Facebook’s disinformative contamination, the hatred speech and the published rumors, according to the expert from Dictionary.com promoted "violence against the rohinya Muslim in Myanmar; there were riots in Sri Lanka after fake news incited the Buddhist majority against Muslims, and false rumors about children kidnappers in WhatsApp raised violence in India."

As for WhatsApp, it is an example of how social networks were used in the recent elections in Brazil. As denounced by newspaper Folha de Sao Paulo, that social network worked as platform to Brazilian far-right managers to spread thousands of “fake news” to discredit the candidate for the PT and assure Jair Bolsonaro’s victory.

Task Force or Fake News?

Cuba is not foreign to the media change. Several social networks are among the most visited websites by internet users. Much less on the sidelines of disinformation through ICTs. In the aggression plans against Cuba play a fundamental role the use of social networks with subversive ends. Since the appearance of new technologies in the media field, the propaganda machinery, directed "on purpose" from the United States, has used them to stir their campaigns of lies. Among the antecedents of those intentions the fail attempts of ZunZuneo, Piramideo, Conmmotion and Operation Surf.

The second public meeting of the Task Force for the Internet in Cuba that, under the eye of the U.S. Department of State has as objective to promote "the free flow of information and without regulations toward Cuba and inside the island", has just taken place in Washington, a few weeks after made public in the budget documents of the Internet Diffusion and Adoption in Cuba, part of the Task Force, the purpose of using Facebook Cuban accounts of "native Cubans" and "unmarked" to spread content created by the U.S. government without informing Facebook Cuban users.

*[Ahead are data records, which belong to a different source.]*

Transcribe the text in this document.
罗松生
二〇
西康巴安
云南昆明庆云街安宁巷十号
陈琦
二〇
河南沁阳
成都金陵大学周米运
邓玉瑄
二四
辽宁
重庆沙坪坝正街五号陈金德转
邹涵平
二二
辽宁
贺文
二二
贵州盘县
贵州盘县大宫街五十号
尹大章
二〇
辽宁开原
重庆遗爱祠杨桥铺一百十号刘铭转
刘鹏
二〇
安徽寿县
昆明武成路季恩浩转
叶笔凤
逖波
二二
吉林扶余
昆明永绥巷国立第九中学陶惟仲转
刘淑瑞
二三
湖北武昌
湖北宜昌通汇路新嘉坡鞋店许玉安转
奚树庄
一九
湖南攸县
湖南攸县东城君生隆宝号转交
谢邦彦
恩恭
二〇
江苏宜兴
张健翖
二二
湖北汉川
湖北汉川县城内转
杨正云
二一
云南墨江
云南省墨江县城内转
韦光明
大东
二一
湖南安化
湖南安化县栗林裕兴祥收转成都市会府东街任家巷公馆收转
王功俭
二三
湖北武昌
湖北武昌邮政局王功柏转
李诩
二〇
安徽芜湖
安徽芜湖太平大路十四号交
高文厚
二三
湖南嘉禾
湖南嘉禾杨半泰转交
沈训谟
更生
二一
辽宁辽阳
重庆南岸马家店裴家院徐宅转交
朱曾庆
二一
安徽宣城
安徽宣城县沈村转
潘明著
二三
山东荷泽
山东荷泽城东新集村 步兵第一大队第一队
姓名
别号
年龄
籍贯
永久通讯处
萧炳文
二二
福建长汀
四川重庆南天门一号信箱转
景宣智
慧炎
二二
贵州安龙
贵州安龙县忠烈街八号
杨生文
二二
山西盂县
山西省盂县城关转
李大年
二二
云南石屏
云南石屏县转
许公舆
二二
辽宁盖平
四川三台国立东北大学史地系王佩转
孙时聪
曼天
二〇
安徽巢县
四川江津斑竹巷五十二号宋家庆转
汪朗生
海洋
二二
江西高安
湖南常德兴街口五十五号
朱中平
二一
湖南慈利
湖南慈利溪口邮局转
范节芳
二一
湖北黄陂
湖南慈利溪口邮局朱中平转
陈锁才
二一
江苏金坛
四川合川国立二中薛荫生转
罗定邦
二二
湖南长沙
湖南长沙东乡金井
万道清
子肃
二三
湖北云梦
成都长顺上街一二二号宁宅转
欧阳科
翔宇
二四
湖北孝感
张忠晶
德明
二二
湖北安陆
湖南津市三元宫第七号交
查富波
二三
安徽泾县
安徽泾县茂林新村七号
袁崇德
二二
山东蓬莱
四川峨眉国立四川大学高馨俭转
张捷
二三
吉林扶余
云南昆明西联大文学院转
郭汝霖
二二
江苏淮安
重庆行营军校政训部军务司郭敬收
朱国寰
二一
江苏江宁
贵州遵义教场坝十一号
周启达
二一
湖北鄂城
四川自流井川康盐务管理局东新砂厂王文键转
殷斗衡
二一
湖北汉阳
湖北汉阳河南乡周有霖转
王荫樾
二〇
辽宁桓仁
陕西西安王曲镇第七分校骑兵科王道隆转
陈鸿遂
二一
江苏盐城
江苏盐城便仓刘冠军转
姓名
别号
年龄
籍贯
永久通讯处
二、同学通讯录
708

According to statements in the aforementioned meeting by the director of the Office of Cuba Broadcast, Tomás Regalado- who was against the meeting to alleviate the technological blockade of the United States, the main cause for Internet limitations in Cuba -: "In United States there are the best brains in the world and the widest range of resources to completely disregard the aid of the Cuban, with the régime of Havana, to offer Internet to Cubans."

The best brains in the USA were a bit slow, if we take into account that, despite the blockade imposed by the U.S. against Cuba, on the same day that took place the Task Force meeting in Washington, in Cuba was taking place another important change: the implementation of Internet access in wireless cell phones.